FLOODING is not a rare occurrence in Herefordshire, however one Winforton resident has been left “flabbergasted” by a local lane which has remained under water since last November.

Despite the UK enjoying its hottest July since 1910 Bakers Lane is still impassable - and has been for 10 months.

Balfour Beatty has already highlighted the road in its county-wide drainage review.

However David Wynton, an asset team leader at the county’s road maintenance firm, said that the work had been put off until the water level dropped.

Winforton resident Ian Smith said: “I’m absolutely flabbergasted that in the middle of August we are still been subjected to flooded roads in our area.

“It is now mid-summer and the road remains closed preventing the local community and any tourist visitors access to river walks that Herefordshire prides itself on.”

Bakers Lane is located between Letton and Whitney-on-Wye, and was a once-popular route for fisherman to access the Wye.

However its riverside location also places the road in the middle of a floodplain, making it difficult for water to drain away.

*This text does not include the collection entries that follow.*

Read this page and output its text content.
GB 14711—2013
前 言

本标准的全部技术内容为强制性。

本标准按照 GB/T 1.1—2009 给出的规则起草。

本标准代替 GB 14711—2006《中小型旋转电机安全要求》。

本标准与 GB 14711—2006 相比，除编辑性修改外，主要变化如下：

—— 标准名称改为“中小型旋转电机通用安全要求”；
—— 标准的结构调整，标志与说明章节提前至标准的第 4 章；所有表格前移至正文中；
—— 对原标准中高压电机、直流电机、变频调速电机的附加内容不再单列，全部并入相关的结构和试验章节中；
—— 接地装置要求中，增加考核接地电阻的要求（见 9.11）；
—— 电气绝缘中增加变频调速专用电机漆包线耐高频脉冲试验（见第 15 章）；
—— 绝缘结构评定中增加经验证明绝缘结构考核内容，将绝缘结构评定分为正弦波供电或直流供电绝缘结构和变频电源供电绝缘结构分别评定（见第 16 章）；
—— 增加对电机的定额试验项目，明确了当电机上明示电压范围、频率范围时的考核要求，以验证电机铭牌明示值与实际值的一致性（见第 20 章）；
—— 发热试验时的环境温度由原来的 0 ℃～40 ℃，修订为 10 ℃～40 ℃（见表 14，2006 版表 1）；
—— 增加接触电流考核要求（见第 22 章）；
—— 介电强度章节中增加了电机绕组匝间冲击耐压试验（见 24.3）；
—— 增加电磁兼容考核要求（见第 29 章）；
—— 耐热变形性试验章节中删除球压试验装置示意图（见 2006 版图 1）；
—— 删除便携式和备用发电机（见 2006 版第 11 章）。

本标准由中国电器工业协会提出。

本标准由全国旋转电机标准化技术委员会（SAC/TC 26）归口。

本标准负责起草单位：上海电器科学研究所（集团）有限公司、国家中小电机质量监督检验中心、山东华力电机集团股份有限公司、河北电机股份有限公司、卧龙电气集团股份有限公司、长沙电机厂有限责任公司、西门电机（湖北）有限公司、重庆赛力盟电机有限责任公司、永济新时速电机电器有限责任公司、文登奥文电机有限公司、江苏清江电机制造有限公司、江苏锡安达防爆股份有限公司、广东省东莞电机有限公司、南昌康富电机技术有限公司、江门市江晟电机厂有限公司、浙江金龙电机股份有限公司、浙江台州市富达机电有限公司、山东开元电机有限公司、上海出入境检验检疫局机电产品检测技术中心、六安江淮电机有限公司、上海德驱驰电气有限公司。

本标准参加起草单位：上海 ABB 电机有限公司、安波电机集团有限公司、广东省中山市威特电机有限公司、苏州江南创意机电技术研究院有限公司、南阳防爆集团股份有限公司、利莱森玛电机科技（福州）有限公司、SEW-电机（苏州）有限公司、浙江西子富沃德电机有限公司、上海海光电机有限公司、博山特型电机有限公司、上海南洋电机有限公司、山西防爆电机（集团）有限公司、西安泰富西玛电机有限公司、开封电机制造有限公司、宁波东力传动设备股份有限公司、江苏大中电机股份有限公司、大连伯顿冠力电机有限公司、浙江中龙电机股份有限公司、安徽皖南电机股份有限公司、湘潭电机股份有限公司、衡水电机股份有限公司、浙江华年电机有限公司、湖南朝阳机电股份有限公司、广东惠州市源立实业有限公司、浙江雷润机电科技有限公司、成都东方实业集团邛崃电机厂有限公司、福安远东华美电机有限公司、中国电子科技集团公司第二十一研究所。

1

The result, said Mr Smith, is that its ditches are now full of contaminated standing water, causing locals concern over their dogs.

However Balfour Beatty has a plan.

Mr Wynton said: “We are currently carrying out work to remove flood water from the lane, filling the hollows in the lane carriageway and re-profiling the lane.

“This will ensure that rainwater will run to the ditches at the edge of the carriageway, so that the lane will be passable by pedestrians after heavy rainfall.”

A team will also work with one of local landowners to clear a nearby brook once his corn crop is harvested.

Currently the combination of permanent flooding and 22 potholes means that only the more hardy 4x4 vehicles dare tackle the route, listed as the U90627.

The work at Bakers Lane is scheduled to continue ahead of the Autumn rain, and Balfour Beatty will target similar areas of longstanding drainage across the county as part of this years’ drainage programme.